Os Comitês das Bacias Hidrográficas do Rio da  Velhas e do Rio Paraopeba realizaram um seminário conjunto para discutir os potenciais hídricos, as pressões ambientais e os impactos no território dos dois comitês. O evento aconteceu no dia 18/11, no auditório da Cemig, em Belo Horizonte.

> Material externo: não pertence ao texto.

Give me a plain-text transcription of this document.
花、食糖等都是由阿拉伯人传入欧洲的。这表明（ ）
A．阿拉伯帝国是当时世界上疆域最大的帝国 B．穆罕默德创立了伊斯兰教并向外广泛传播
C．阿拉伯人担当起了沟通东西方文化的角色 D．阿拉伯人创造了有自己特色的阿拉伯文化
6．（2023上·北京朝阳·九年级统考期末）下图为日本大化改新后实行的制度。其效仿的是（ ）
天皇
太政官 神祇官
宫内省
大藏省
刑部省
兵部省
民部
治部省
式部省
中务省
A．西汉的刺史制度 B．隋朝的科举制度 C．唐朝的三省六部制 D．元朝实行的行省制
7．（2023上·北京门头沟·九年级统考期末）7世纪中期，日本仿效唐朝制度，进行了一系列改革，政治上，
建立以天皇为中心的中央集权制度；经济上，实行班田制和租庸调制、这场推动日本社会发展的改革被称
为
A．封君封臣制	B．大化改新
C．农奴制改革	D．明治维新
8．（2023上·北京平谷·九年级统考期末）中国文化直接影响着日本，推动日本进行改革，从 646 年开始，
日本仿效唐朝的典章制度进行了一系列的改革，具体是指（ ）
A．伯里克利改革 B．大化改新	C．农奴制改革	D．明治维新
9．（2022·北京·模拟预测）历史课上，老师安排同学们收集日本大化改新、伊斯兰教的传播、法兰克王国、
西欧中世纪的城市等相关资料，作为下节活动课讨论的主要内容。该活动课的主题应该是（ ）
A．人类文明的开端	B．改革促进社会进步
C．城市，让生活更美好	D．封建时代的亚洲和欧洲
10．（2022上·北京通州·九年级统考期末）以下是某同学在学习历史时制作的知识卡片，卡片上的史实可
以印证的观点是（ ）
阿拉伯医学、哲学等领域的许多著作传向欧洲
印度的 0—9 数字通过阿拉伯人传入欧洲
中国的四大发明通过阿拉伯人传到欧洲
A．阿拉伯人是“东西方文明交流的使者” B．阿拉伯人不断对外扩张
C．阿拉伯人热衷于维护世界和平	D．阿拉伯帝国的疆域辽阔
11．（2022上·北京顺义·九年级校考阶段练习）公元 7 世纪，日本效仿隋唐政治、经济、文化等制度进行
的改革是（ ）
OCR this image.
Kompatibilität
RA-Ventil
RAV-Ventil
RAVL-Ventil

A diretora-geral da Agência RMBH, Flávia Mourão, foi uma expositoras do painel “Expansão Metropolitana e crescimento econômico no Sinclinal Moeda”, onde foram abordados temas como o Plano de Desenvolvimento Integrado (PDDI); Trama Verde e Azul e proteção dos mananciais da região; agricultura sustentável e crescimento imobiliário.  O sinclinal da Serra da Moeda está situado em área de proteção (Apa Sul) da região metropolitana e engloba territórios de municípios como Brumadinho, Moeda, Itabirito  e Nova Lima. Nele se formou, ao longo de milhões de anos, uma gigantesca caixa d’água, segundo o geólogo Wilfred Brandt, palestrante do evento.

A execução das funções comuns, dentre elas a proteção dos recursos hídricos, é um dos  desafios da gestão supramunicipal, segundo Flávia Mourão. Daí, a importância do planejamento e da colaboração entre Estado e Municípios. O Plano Diretor de Desenvolvimento Integrado (PDDI) e seus subprodutos, como o  macrozoneamento, ajudam a desenvolver essa atuação planejada, segundo ela.  Os Planos de Gestão de Resíduos,  que servem para orientar a atuação dos poderes públicos e da iniciativa privada, também são considerados importantes subprodutos. Atualmente, a Agência RMBH está apoiando tecnicamente a revisão de Planos Diretores de diversos municípios e, por meio de seu Comitê Técnico de Mobilidade, discutindo as bases para elaboração do  Plano de Mobilidade, prevista para 2017. Sobre a proteção do sinclinal Moeda, ela solicitou que os comitês enviem documentos à  Agência RMBH, para averiguar necessidades de  ajustes no macrozoneamento, cuja versão final será enviada em breve à Assembleia Legislativa, junto com o PDDI, para apreciação do Legislativo.

A ocupação desordenada do solo no sinclinal Moeda, cujo principal exemplo é o bairro  Água limpa, na região limítrofe dos municípios de Nova Lima e Itabirito, à margem da BR 040,  foi tema de preocupação de todos os palestrantes. Para o presidente do Comitê do Velhas, Marcus Polignano o problema tem que ser discutido à luz do  desenvolvimento da Centralidade Sul, que demanda áreas de moradia para as pessoas que vão trabalhar nos novos  empreendimentos.  Para Flávia Mourão, a não oferta de uma política habitacional adequada é a causa principal da ocupação desordenada do solo:  “é preciso equilibrar interesse econômico com preservação ambiental”. Na mesma linha, o professor Nilo de Oliveira, da UFMG, ao abordar sobre as Tramas Verde e Azul,  destacou a necessidade de uma “relação virtuosa entre o espaço construído e o espaço natural”.